Cette décision faisait suite à l'examen du rapport produit par le Bureau des enquêtes indépendantes (BEI) en lien avec l'événement survenu à Sherbrooke le 17 mai 2022 entourant la perte de conscience d'un homme.
L'examen du rapport d'enquête préparé par le BEI avait été confié à une procureure aux poursuites criminelles et pénales (procureure). Cette dernière avait procédé à un examen complet de la preuve afin d'évaluer si à la lumière de la preuve retenue, celle‑ci révélait la commission d'infractions criminelles.
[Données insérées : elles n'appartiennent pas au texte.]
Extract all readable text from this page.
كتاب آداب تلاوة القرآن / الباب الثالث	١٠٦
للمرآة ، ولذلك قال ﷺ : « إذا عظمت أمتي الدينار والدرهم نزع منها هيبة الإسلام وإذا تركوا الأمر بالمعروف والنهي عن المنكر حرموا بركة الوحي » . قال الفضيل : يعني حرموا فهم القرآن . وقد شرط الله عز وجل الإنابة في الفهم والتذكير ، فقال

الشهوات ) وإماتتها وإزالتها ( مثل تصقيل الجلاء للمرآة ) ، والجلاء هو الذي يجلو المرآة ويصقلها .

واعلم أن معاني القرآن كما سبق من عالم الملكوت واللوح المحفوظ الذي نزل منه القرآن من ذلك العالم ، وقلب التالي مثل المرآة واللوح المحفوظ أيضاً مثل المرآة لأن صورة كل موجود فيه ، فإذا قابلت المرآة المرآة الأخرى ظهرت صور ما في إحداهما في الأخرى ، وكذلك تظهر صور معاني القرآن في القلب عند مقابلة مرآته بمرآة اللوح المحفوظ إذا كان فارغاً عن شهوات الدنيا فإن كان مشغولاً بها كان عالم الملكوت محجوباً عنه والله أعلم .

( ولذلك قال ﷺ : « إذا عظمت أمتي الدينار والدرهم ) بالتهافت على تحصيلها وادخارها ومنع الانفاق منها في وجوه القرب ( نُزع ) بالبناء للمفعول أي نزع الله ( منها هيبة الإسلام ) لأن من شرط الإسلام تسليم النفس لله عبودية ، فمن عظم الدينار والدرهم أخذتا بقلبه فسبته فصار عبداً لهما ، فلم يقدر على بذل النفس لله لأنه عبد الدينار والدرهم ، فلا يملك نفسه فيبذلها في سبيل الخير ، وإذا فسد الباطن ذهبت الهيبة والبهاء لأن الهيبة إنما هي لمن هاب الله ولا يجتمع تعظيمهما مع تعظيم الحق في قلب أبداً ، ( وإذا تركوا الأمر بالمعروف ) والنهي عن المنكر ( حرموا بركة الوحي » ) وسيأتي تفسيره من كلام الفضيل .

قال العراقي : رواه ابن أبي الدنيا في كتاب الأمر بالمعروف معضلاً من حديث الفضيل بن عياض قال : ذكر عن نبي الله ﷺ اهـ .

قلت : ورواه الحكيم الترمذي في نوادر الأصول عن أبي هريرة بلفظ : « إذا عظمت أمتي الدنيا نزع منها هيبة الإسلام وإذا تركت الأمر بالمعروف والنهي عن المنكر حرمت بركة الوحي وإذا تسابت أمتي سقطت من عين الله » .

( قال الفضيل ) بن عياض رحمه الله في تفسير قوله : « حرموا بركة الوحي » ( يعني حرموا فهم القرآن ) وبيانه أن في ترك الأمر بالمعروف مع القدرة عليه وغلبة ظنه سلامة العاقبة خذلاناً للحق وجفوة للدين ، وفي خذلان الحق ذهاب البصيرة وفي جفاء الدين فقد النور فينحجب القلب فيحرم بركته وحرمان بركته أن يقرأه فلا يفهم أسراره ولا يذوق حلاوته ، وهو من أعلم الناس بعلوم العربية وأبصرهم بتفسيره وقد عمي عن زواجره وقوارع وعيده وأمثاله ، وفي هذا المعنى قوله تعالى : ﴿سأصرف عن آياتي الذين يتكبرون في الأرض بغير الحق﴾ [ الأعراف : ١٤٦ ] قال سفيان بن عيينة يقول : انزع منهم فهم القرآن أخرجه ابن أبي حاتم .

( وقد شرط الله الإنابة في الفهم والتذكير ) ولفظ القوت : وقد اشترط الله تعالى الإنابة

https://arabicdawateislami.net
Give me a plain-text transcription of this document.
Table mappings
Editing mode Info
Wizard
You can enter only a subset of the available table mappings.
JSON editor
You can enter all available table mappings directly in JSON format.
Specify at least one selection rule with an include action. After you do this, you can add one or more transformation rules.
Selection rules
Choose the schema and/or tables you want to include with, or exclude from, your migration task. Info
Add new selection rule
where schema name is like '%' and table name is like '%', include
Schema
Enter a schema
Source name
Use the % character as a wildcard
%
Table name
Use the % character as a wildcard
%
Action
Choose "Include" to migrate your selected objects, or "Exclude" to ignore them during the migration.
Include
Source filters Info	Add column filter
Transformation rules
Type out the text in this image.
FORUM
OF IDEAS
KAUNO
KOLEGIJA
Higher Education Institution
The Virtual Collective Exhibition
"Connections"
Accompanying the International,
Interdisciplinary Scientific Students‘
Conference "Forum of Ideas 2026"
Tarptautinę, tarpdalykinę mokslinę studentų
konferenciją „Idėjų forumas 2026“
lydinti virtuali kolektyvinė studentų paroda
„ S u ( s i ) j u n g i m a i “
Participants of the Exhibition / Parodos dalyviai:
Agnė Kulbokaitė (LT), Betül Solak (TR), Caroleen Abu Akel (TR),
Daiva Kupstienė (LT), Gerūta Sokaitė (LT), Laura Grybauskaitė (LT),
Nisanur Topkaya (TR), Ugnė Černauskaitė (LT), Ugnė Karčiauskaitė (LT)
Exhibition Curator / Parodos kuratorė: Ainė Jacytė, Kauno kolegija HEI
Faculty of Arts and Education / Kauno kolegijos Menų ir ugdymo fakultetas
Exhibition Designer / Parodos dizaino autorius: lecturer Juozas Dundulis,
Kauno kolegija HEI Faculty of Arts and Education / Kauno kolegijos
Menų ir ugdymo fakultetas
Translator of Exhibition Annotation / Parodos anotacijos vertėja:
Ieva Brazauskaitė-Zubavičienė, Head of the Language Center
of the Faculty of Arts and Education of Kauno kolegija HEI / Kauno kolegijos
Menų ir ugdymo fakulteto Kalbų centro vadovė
La procureure a informé la personne blessée de la décision.
Événement
Le 17 mai 2022, à 20 h 39, un appel est fait au 911 par une femme qui craint pour sa sécurité en raison du comportement agressif et de propos menaçants formulés par son voisin.
À 20 h 57, un duo de policiers du SPS se présente sur les lieux. Ils rencontrent d'abord la femme et se dirigent ensuite vers le domicile de l'homme situé dans le même immeuble. Ils frappent à sa porte et tentent d'établir un contact avec ce dernier qui effectue des va-et-vient à l'intérieur. Alors que les policiers sont situés à l'extérieur de la résidence, devant une porte fermée, l'homme somme fermement les policiers de quitter les lieux en les invectivant. Ceux-ci requièrent le renfort d'une équipe mobile d'intervention psycho-sociale (EMIP) en réponse à son manque de collaboration. Soudainement, les policiers entendent l'homme se rapprocher de la porte de sa résidence. Il ouvre brusquement celle-ci, puis fonce en leur direction les poings fermés et les bras élevés dans les airs. L'homme agrippe alors l'un des policiers par le collet avec sa main droite en conservant son poing gauche fermé. L'autre policier utilise son aérosol capsique (vaporisateur de poivre de Cayenne) vers le visage de l'homme afin de le maîtriser. Un contrôle articulaire est subséquemment réalisé par les policiers. L'homme est ensuite déposé au sol et menotté, puis les services ambulanciers sont immédiatement contactés.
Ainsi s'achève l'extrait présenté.